小説『エッグタルト』第二十八章
ファミレスでの一件以降、遠藤さんはときどき、俺が住んでいるアパートの一室に来るようになっていた。実家から大学に通うには少し遠かったので、大学生活が始まってから、部屋を借りて一人暮らしを始めていたのだ。
夜ご飯を食べてシャワーを浴びたあと、テレビでお笑い芸人たちがネタを披露するネタ番組をやっていたので、二人でそれを見ていた。寝る前に特にやることもないので、一人でいるときはそうやって過ごすことが多かったのだが、今日は遠藤さんも一緒に見てくれていたので少し嬉しかった。
「私、歯を磨いてくるわね」
「はい」
遠藤さんは立ち上がり歯を磨きに行ったので、俺はネタ番組を見続けることにした。大きな大会で優勝した芸人や、ベテラン芸人たちも多く出演する、四時間もあるような番組だったので、もし一人で見ていたなら途中でテレビを消していただろうな、と思ったが、なぜか今日は見続けることができていた。やはり見たことのある芸人が多いな、と思っていると遠藤さんが不機嫌そうな顔をして戻ってきた。

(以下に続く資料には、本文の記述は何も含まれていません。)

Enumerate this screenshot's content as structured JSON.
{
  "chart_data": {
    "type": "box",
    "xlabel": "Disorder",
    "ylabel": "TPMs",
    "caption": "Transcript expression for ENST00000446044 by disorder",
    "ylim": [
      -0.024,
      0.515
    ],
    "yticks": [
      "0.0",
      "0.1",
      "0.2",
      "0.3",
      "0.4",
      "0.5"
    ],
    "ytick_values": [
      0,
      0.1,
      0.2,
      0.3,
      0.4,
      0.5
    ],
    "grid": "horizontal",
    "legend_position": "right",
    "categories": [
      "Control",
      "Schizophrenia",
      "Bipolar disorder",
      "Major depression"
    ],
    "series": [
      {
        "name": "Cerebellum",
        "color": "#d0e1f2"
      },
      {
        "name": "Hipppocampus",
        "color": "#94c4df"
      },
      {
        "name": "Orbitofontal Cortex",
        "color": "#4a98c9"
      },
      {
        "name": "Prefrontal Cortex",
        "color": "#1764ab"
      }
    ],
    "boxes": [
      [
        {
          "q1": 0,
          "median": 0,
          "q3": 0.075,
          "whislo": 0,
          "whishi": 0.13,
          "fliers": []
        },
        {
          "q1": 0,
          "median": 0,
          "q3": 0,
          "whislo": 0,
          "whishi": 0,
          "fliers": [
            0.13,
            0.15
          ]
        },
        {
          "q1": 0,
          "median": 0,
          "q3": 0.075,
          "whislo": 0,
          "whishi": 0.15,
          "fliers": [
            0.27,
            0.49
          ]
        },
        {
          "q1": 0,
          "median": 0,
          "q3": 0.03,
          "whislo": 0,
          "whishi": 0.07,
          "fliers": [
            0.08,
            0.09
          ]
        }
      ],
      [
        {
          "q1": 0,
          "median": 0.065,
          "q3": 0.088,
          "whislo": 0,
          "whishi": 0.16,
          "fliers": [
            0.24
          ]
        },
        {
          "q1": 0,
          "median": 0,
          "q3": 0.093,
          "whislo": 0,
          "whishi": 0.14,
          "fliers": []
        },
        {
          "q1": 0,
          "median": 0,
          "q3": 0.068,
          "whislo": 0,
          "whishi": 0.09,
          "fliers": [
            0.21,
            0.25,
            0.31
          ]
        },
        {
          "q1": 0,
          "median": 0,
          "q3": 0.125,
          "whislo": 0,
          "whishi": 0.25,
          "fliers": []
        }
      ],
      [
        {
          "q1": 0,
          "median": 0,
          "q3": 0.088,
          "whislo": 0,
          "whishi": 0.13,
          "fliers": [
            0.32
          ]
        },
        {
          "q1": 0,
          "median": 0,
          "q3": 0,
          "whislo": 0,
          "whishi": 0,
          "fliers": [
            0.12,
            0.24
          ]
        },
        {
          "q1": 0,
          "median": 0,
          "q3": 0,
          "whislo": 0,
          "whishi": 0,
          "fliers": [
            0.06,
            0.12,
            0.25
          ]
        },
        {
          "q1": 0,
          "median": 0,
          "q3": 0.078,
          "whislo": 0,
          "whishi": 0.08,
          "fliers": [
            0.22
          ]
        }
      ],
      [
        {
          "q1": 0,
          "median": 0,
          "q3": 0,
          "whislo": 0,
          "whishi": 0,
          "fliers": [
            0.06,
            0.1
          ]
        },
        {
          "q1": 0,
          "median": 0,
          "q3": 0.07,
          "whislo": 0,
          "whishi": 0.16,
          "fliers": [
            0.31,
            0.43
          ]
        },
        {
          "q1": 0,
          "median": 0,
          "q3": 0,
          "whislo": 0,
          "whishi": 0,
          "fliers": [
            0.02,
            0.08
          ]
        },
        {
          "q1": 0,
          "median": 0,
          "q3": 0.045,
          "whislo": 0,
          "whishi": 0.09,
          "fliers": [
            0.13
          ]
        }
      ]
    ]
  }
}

「あなたがよく着けている首飾り、洗面台に置いてあったんだけど」
川野さんから貰ったペンダントだ、と思いはっとした。今日はポケットに入れておいたのだが、シャワーを浴びる際にポケットから出して洗面台に置きっぱなしにしていたことを忘れていた。
「さっき着替えたときに取り出してそのまま置き忘れていたんです。うっかりしていました」
「この前も机の上に置きっぱなしにしたりしていたわよね? 大切な物なんだったら引き出しの中にでも入れておけば?」
「なんで、そんなに怒っているんですか」
最近、ぼんやりとすることが増えていて、遠藤さんに些細なことで怒られることが増えていた。遠藤さんは癇癪持ちの気があった。
「中途半端なやつが嫌いだって言ってんのよ!」
遠藤さんはベッドのそばに置いてあった目覚まし時計を掴み取りベッドの上に叩きつけた。投げつけられた目覚まし時計はワンバウンドし、ふわりと宙を舞ったあと、壁にぶつかり、落ちた。
「危ないなあ。壊れたら、どうするんですか」
「知らないわよ。そんなこと、どうだっていいでしょ」
俺は突然のことに驚きながら、投げ捨てられた目覚まし時計を取りに行った。目覚まし時計を手に取り遠藤さんの方を見上げると、遠藤さんは少し俯きつつ、冷めた表情をしながら立っていた。
「私は、もう寝るから。おやすみなさい」
そう言って遠藤さんは布団に潜り込み、壁の方を向いて寝てしまった。俺は目覚まし時計を元にあった所に戻し、再びテレビの所に戻りネタ番組の続きを見ることにした。遠藤さんは一度寝ると言って寝たら微動だにしない人だとは知っていたが、流石にうるさいだろうなと思ったので音量を少し下げた。今日はこの番組を最後まで見てみようとなぜか思った。
番組を見終わり、俺ももう寝ようと思い、テレビを消して、遠藤さんの横に潜り込んだあとちらりと遠藤さんの方を見たが、やはり遠藤さんは微動だにせず、寝息を立てながら寝ていた。俺も、今日は悪いことをしたなあと思いつつ、ネタ番組を最後まで見て少し疲れていたので、すぐに寝てしまった。